02 and 03 was further amplified so as to have outer holes 01 at an angle of nearly 45 ° to the X axis.

 The deformation of the pierced convex zone Z2, whether to replace it flat or to bend it in an inverted manner, can be carried out by stamping. The wall thickness can be maintained unchanged or, conversely, the wall thickness can be varied.

 The last step is to cut around the zone Z3 or Z4 leaving a flat peripheral annular range Z5. This cutting can be done by punching or laser.

Referring again to FIG. 3, it can be seen that the angle of attack α of the domed zone Z4 with respect to the plane of the plane range Z5 does not need to be large in order to obtain holes 01 having a large opening angle. This is due to the fact that the O holes were drilled parallel in the curved zone Z1, which was then turned upside down to give the inversely convex zone Z4. The angle of attack may be less than 30 °, while the opening angle of the holes 01 may be greater than or equal to 45 °. The holes 01, 02 and 03 may be arranged in concentric circles and have identical diameters, or conversely, different diameters, the diameter of the holes 01 of the outer circle may be larger or smaller than that of the holes of the inner circle.

 Thanks to the invention, one can achieve a perfectly flat spray wall with diverging holes that have been drilled parallel. More advantageously, it is possible to produce a slightly curved spray wall with highly divergent holes.

Claims

claims 1. A method of manufacturing a spray wall (26) pierced with holes (01, 02, 03) through which the fluid under pressure passes to be sprayed into fine droplets, the method comprising the following steps:  a- deforming a strip (26i) of initially flat deformable material so as to create a convex zone (Z1),  b- drilling holes (O) parallel in the convex zone (Z1), so as to create a pierced convex zone (Z2),  c- deforming the convex bored zone (Z2) so as to create a doubly deformed pierced zone (Z3; Z4), at which the holes (01, 02, 03) are diverging, and  d- cutting the strip (26i) around the doubly deformed pierced zone (Z3; Z4), advantageously leaving a planar peripheral zone (Z5) around the doubly deformed pierced zone (Z3; Z4) so as to obtain the wall spraying (26). 2. The method of claim 1, wherein step c- comprises smoothing the bowed domed area (Z2) so as to create a planar double deformed bored area (Z3). 3.- Method according to claim 1, wherein step c- comprises deforming the convex bored zone (Z2) by inverting its concavity, respectively convexity, so as to create a doubly deformed bent zone (Z4) in the other way. 4- The method of claim 3, wherein the doubly deformed bent zone (Z4) define an angle of attack (a) of less than 30 degrees from the plane peripheral range (Z5).

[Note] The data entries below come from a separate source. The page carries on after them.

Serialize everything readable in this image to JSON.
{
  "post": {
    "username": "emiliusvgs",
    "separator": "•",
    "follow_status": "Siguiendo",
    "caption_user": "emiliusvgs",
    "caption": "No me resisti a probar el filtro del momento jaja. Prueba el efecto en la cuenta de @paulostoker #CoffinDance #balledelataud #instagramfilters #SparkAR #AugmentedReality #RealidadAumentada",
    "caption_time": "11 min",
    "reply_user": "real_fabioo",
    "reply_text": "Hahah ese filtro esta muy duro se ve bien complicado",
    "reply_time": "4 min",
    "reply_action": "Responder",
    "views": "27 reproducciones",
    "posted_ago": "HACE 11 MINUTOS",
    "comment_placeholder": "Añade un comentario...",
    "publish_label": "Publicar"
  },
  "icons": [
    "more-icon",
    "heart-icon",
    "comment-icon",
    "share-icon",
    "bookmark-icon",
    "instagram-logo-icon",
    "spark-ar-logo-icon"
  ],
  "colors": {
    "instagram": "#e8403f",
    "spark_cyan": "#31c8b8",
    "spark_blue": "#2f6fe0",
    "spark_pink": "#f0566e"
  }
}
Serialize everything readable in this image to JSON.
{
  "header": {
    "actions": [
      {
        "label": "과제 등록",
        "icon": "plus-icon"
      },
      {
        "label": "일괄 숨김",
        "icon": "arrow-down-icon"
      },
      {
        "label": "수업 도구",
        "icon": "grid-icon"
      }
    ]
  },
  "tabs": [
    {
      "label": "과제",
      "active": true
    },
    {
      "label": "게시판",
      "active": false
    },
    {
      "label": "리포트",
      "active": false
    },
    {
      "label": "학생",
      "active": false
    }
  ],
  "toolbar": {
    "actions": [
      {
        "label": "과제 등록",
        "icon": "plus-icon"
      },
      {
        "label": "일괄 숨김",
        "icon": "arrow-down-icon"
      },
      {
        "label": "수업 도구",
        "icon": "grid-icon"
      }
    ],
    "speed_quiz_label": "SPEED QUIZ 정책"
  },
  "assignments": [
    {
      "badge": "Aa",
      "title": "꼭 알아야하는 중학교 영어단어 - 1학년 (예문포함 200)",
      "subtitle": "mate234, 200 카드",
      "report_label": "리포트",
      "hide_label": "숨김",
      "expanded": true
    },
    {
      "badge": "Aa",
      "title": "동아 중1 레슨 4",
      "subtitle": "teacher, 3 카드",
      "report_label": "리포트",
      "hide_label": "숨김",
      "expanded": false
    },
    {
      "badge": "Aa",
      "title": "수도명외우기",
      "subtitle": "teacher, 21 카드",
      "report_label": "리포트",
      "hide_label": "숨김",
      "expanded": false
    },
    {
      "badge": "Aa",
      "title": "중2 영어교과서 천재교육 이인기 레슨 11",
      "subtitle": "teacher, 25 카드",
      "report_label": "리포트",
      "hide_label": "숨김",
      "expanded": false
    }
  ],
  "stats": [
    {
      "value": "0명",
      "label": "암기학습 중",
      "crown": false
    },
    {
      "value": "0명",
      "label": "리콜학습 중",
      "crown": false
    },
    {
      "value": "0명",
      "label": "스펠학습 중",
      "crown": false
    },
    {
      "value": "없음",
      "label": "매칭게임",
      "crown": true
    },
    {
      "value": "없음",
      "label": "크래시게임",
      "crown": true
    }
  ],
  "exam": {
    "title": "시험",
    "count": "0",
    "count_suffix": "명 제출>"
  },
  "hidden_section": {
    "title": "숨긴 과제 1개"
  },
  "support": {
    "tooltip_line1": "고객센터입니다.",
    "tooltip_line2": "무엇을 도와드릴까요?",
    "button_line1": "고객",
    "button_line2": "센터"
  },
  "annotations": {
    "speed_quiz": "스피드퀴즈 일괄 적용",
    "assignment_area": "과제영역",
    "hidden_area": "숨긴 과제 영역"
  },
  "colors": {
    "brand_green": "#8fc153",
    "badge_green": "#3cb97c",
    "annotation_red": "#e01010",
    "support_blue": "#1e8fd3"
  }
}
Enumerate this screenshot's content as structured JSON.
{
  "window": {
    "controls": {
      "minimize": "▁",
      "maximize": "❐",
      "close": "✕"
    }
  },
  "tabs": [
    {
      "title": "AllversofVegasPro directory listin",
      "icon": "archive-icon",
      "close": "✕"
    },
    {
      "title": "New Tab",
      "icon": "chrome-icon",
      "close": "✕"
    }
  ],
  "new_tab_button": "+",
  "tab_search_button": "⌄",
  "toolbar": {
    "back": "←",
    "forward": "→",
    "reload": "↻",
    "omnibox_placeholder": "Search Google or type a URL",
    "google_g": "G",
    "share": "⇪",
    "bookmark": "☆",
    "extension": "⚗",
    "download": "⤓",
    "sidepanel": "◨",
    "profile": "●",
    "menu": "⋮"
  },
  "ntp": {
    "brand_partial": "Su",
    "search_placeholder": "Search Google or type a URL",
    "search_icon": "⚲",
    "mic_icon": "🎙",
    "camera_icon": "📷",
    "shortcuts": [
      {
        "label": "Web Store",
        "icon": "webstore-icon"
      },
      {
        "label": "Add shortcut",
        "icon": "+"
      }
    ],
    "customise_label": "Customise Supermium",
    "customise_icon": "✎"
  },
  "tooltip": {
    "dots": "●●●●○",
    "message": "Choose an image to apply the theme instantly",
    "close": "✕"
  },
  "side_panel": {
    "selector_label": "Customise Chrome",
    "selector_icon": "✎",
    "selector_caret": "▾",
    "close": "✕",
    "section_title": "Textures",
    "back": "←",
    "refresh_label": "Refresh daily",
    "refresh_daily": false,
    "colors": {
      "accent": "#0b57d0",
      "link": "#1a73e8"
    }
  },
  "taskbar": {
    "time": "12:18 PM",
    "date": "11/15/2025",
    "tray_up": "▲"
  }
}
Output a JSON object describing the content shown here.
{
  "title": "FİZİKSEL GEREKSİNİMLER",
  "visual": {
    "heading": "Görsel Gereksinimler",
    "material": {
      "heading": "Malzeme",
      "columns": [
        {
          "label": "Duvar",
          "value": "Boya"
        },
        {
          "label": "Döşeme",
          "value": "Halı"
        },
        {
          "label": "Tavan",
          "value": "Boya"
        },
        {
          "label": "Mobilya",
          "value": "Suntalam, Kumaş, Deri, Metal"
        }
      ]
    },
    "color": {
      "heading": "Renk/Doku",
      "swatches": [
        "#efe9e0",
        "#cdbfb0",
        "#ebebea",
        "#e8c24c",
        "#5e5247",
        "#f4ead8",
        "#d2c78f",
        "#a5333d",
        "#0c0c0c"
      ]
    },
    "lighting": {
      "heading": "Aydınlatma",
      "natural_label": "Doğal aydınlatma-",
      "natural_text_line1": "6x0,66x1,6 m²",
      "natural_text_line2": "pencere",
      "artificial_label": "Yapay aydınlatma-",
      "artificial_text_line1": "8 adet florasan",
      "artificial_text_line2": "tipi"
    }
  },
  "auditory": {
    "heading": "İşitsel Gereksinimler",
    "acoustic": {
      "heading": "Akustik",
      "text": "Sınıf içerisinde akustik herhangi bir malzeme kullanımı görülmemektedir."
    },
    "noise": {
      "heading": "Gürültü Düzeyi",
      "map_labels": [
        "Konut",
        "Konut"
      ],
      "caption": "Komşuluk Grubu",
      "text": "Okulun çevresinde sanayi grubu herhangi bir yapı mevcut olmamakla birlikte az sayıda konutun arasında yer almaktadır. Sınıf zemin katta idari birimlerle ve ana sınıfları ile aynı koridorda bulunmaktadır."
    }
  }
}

A method as claimed in any one of the preceding claims, wherein step a comprises embossing the web (26i) to create the domed or cupped domed area (Z1). 6. The method of claim 3, wherein the step d- comprises stamping the pierced convex zone (Z2) to create the domed double-deformed convex zone (Z4) in the shape of a dome or bowl. 7. A method according to any one of the preceding claims, wherein step b- comprises drilling holes (O) of different diameters. 8. A method according to any one of the preceding claims, wherein step b- comprises drilling 10 to 500 holes having diameters of the order of 1 to 100 miti, preferably of the order of 5 to 30 miti, and preferably of the order of 5 to 20 μm. 9- A method according to any one of the preceding claims, wherein step c- comprises locally reducing the thickness of the pierced convex zone (Z2). 10- fluid dispensing head (T) provided with a mounting housing (12), a nozzle (2) being inserted into the mounting housing (12), this nozzle (2) comprising a spray wall (26); ) performed according to any one of the preceding claims.